Here's what I'm trying to do. I have a relatively large dataset in csv (around 2gb) which fits in memory with no problem. I load it in R into a data frame, and I have a function to convert the data in that dataframe into VW format.
Now, in order to train a model, I have to write the converted data to a file first, and then feed that file to VW. And the writing to disk part takes way too long, especially since I want to try different various models with different feature transformations, and thus I have to write the data to disk multiple times.
So, assuming I'm able to create a character vector in R, in which each element is a row of data in VW format, how could I feed that into VW without writing it to disk?
I considered using the daemon mode and writing the character vector to a localhost connection, but I couldn't get VW to train in daemon mode -- I'm not sure this is even possible.
I'm willing to use c++ (through the Rcpp package) if necessary to make this work.

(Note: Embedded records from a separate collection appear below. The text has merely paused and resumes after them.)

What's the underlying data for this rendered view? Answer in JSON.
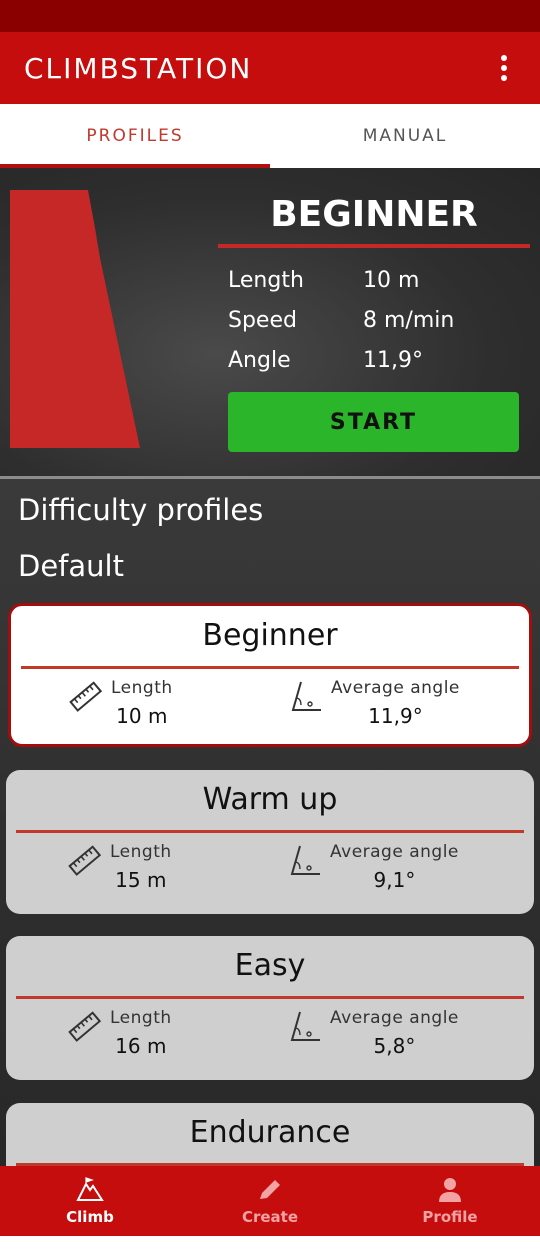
{
  "app": {
    "title": "CLIMBSTATION"
  },
  "tabs": [
    {
      "label": "PROFILES",
      "active": true
    },
    {
      "label": "MANUAL",
      "active": false
    }
  ],
  "hero": {
    "title": "BEGINNER",
    "stats": [
      {
        "label": "Length",
        "value": "10 m"
      },
      {
        "label": "Speed",
        "value": "8 m/min"
      },
      {
        "label": "Angle",
        "value": "11,9°"
      }
    ],
    "start_label": "START"
  },
  "list": {
    "section_title": "Difficulty profiles",
    "group_title": "Default",
    "cards": [
      {
        "title": "Beginner",
        "length_label": "Length",
        "length": "10 m",
        "angle_label": "Average angle",
        "angle": "11,9°",
        "selected": true
      },
      {
        "title": "Warm up",
        "length_label": "Length",
        "length": "15 m",
        "angle_label": "Average angle",
        "angle": "9,1°",
        "selected": false
      },
      {
        "title": "Easy",
        "length_label": "Length",
        "length": "16 m",
        "angle_label": "Average angle",
        "angle": "5,8°",
        "selected": false
      },
      {
        "title": "Endurance",
        "selected": false
      }
    ]
  },
  "bottom_nav": [
    {
      "label": "Climb",
      "icon": "climb-icon",
      "active": true
    },
    {
      "label": "Create",
      "icon": "pencil-icon",
      "active": false
    },
    {
      "label": "Profile",
      "icon": "person-icon",
      "active": false
    }
  ],
  "colors": {
    "brand_red": "#c50d0d",
    "start_green": "#2bb52b",
    "status_red": "#8a0000"
  }
}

Thank you very much in advance.
UPDATE:
Thank you everyone for your help. In case anyone's interested, I just piped the output to VW as suggested in the answer, like so:
# Two sample rows of data
datarows <- c("1 |name 1:1 2:4 4:1", "-1 |name 1:1 4:1")
# Open connection to VW
con <- pipe("vw -f my_model.vw")
# Write to connection and close
writeLines(datarows, con)
close(con)
Vowpal Wabbit supports reading data from standard input (cat train.dat | vw), so you can open a pipe directly from R.

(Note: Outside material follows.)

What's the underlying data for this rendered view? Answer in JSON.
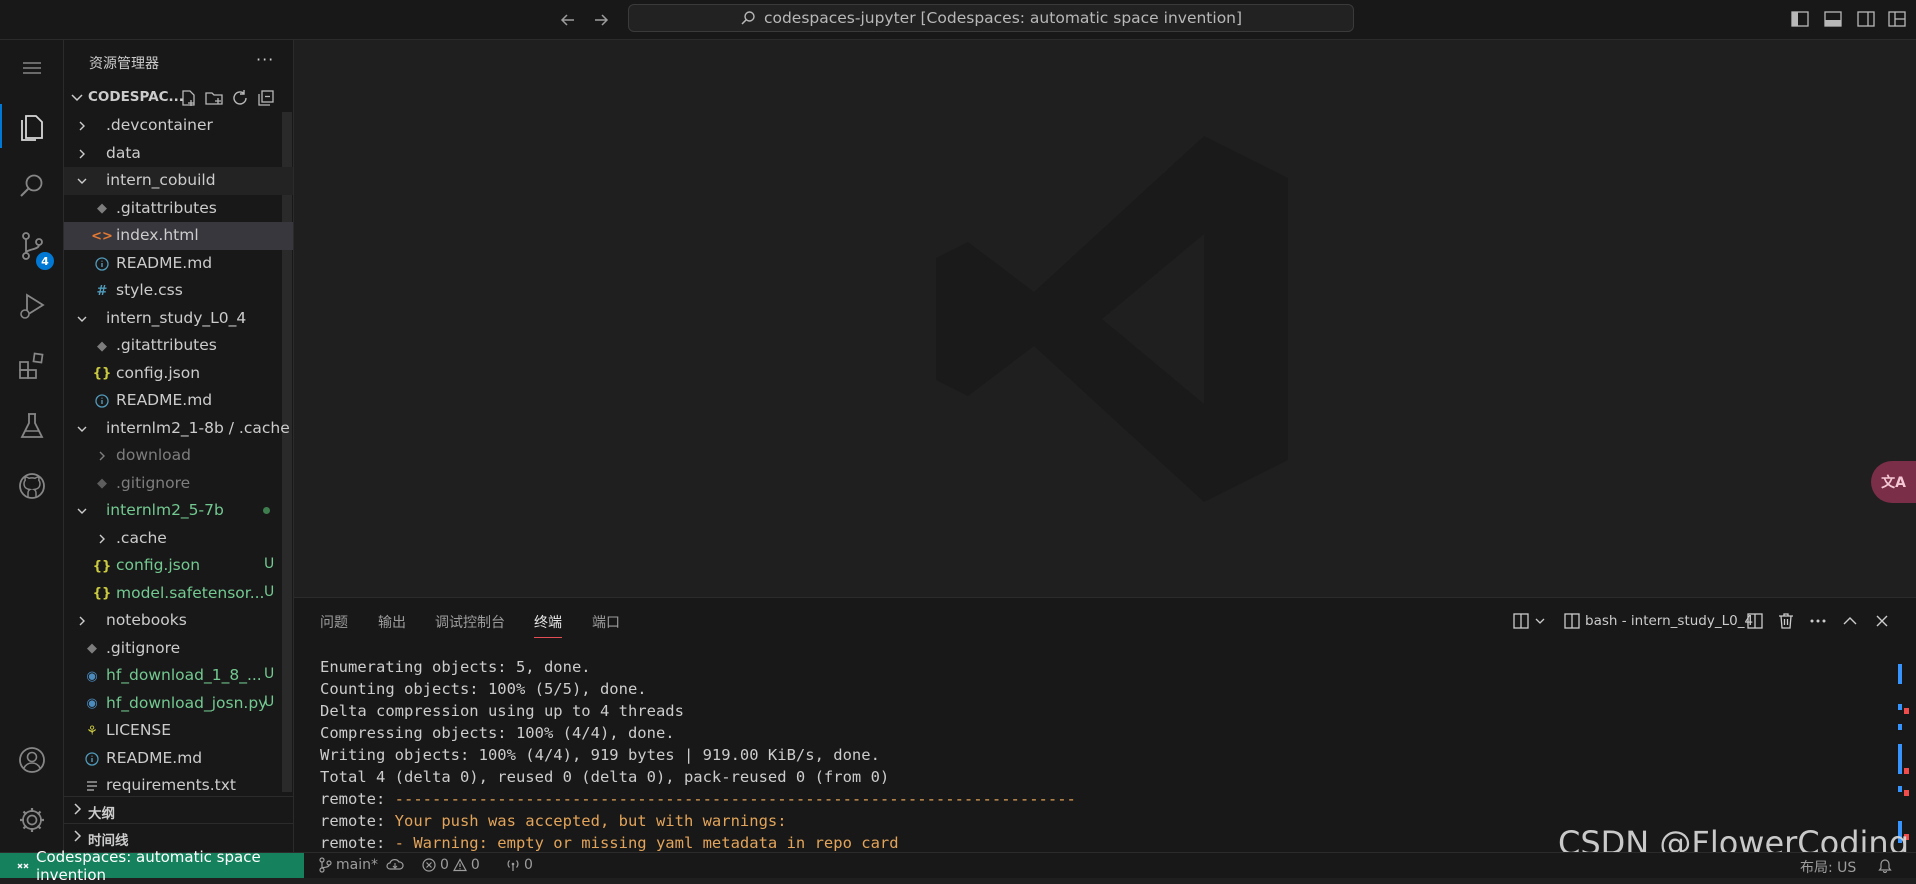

Daemon mode supports training. If you need incremental/contiguous learning, you can use a trick with a dummy example whose tag starts with string "save". Optionally you can specify the model filename as well:
1 save_filename|
Yet another option is to use VW as library, see an example.
Note that VW supports various feature engineering using feature namespaces.

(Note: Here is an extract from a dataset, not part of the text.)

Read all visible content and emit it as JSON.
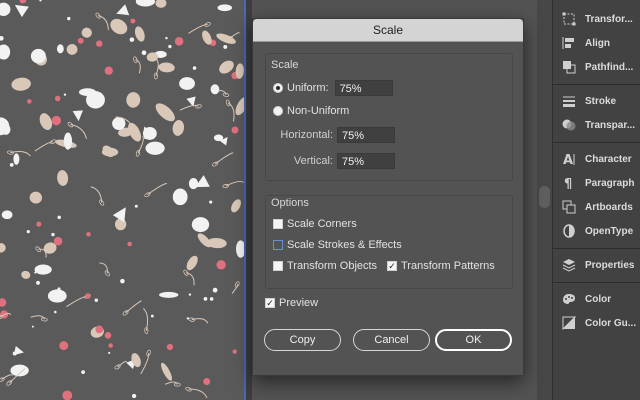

What you may be looking for is running vw
in daemon mode.
The standard way to do this is to run vw
as a daemon:
vw -i some.model --daemon --quiet --port 26542 -p /dev/stdout
You may replace 26542
by the port of your choice.
Now you can TCP connect to the server (which can be localhost
, on port 26542
) and every request you write to the TCP socket, will be responded to on the same socket.
You can both learn (send labeled examples, which will change the model in real-time) or write queries and read back responses.
You can do it either one query+prediction at a time or many at a time. All you need is a newline char at the end of each query, exactly as you would test from a file. Order is guaranteed to be preserved.
You can also intermix requests to learn from with requests that are intended only for prediction and are not supposed to update the in memory model. The trick to achieve this is to use a zero-weight for examples you don't want to be learned from.
This example will update the model because it has a weight of 1:
label 1 'tag1| input_features...
And this one won't update the model because it has a weight of 0:
label 0 'tag2| input_features...
A bit more in the official reference is in the vowpal wabbit wiki:
How to run vowpal wabbit as a daemon although note that in that main example a model is pre-learned and loaded into memory.
I am also using R to transform data and output them to VowpalWabbit. There exists RVowpalWabbit
package on CRAN which can be used to connect R with VowpalWabbit. However,
it is only available on Linux.
Also, to speed things up, I use fread
function of data.table
package. Transformations of data.table
are also quicker than in data.frame
, but one needs to learn a different syntax.